"It's not a charge you see a lot of," Larimer County District Attorney Larry Abrahamson said of the 1800s-era state law that can put people in jail for the content of their speech or writing.
Abrahamson charged J.P. Weichel, 40, of Loveland, in October over posts he allegedly made on Craigslist's "Rants and Rave" section.
The case began when a woman told Loveland police in December 2007 about postings made about her between November and December 2007. Court records show posts that suggested she traded sexual acts for legal services from her attorney and mentioned a visit from child services because of an injury to her child.
Police obtained search warrants for records from Web sites including Craigslist before identifying Weichel as the suspect. Weichel shares a child with the woman.
Weichel, confronted by detectives at his workplace in August, said he was "just venting," according to court records.
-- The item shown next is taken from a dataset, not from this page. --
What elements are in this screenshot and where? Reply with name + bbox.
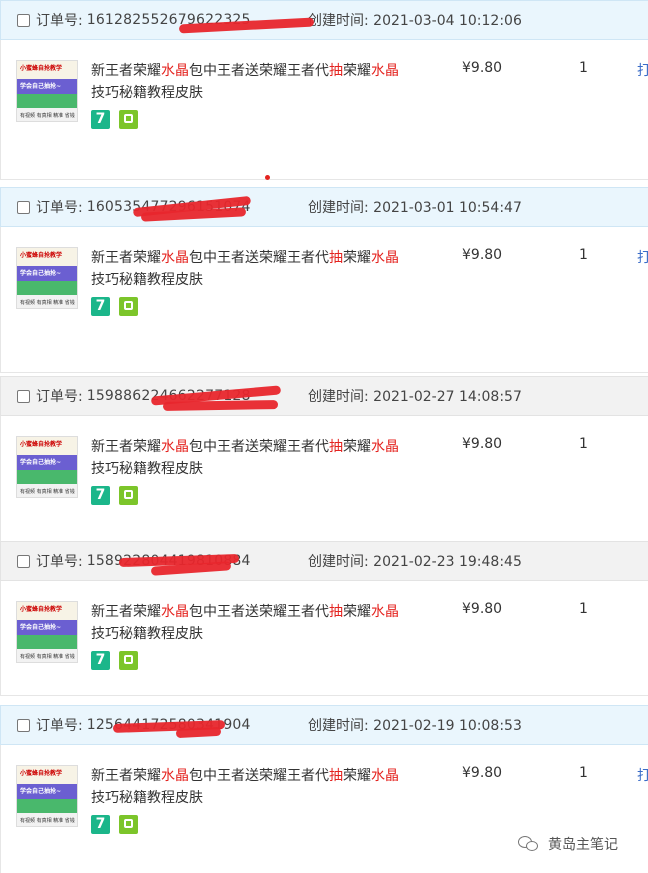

No phone listing could be found for Weichel, and his attorney, Michael Liggett of Fort Collins, didn't immediately return a message left Monday by The Associated Press.
Libel is commonly seen as a civil case. Denver attorney Steve Zansberg, who specializes in First Amendment law, said prosecutors seeking criminal libel cases could have a "chilling" effect on free speech in Colorado, particularly over the Internet.
Abrahamson wasn't so sure. He said it is up to police departments to pursue cases.
Zansberg contends the law is outdated, is unclear about stating opinions and is written in such a way that dead people could be victims of criminal libel.
The statute allows prosecution for speech "tending to blacken the memory of one who is dead" or to "expose the natural defects of one who is alive, and thereby to expose him to public hatred, contempt or ridicule." Criminal libel carries a punishment of up to 18 months in prison.